Thomas B. Neff who is the chief Executive officer of FibroGen said, “FibroGen continues to make advancements across multiple programs, including anemia, idiopathic pulmonary fibrosis, pancreatic cancer, and Duchenne muscular dystrophy,” and also he added in it, “Through FibroGen’s joint effort with our partners, AstraZeneca and Astellas, the Phase 3 development of roxadustat remains on track. We continue to expect to file the roxadustat regulatory submissions in 2016 for China and 2018 for the United States.”
Further Thomas also added, “As previously announced, our first roxadustat Phase 2 publication appeared on line last week.
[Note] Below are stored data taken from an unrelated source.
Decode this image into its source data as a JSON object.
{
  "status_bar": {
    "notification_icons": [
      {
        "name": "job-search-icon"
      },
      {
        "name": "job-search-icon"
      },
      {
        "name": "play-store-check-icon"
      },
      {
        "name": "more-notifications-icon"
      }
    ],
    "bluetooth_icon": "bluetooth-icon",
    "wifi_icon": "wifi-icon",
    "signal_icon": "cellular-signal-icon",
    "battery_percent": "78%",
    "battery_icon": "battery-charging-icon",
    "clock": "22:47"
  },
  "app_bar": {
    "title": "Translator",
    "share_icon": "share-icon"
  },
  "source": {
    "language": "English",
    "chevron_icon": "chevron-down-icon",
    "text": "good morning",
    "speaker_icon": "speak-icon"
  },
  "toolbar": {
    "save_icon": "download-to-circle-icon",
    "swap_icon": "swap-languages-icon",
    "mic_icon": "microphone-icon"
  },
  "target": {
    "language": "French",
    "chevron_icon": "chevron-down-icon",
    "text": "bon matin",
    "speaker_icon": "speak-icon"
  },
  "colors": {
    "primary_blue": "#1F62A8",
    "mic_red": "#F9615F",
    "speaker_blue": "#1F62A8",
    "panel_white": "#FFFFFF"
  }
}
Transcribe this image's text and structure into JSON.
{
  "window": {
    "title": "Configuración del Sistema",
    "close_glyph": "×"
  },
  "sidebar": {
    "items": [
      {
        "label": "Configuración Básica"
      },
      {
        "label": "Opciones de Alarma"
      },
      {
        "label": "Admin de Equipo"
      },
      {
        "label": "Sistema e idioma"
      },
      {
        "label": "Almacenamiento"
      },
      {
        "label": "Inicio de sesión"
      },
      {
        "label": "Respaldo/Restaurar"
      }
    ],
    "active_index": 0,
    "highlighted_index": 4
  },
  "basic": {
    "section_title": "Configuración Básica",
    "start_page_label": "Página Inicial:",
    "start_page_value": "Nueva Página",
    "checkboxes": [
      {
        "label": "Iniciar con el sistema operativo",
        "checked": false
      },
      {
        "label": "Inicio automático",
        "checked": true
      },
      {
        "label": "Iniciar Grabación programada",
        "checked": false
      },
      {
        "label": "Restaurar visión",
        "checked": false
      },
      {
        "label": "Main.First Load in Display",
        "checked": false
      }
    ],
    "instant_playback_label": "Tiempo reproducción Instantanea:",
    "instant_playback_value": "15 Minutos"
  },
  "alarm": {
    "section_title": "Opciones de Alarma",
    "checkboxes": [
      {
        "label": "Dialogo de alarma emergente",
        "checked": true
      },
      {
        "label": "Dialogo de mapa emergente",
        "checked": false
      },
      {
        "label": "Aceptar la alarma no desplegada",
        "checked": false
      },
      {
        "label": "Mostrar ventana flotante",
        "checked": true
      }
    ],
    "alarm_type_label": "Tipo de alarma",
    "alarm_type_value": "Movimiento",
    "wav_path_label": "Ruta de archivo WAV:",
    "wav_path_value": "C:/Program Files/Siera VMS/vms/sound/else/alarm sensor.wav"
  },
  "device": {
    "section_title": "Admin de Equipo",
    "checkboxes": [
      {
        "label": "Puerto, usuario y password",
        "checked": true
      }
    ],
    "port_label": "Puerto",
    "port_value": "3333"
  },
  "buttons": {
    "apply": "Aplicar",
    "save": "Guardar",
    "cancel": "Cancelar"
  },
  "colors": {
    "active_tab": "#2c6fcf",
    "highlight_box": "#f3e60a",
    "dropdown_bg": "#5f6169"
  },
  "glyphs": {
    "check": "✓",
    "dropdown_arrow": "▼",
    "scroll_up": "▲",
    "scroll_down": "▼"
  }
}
The article breaks new ground as the first peer-reviewed article ever to feature clinical evidence of hemoglobin correction by a hypoxia inducible factor prolyl hydroxylase inhibitor in anemic patients. Additional manuscripts on roxadustat Phase 2 studies have been submitted for editorial review. We expect this body of scientific literature will reinforce the first-in-class and best-in-class potential of roxadustat for the treatment of anemia in patients with chronic kidney disease.”
“In our fibrosis programs, the FDA cleared our Investigational New Drug application for the study of FG-3019 in Duchenne muscular dystrophy. We plan to begin evaluating the potential anti-fibrotic activity of FG-3019 in non-ambulatory boys with this disease later this year. In addition, we are evaluating expansion of enrollment in our Phase 2 idiopathic pulmonary fibrosis study to include FG-3019 as a combination treatment with approved therapy. Our open label study of FG-3019 in pancreatic cancer continues to advance and we look forward to evaluating potential program expansion once we have sufficient preliminary data from the study.” These all important statements were made by Thomas to tell more about the announcement made for the year 2015 results.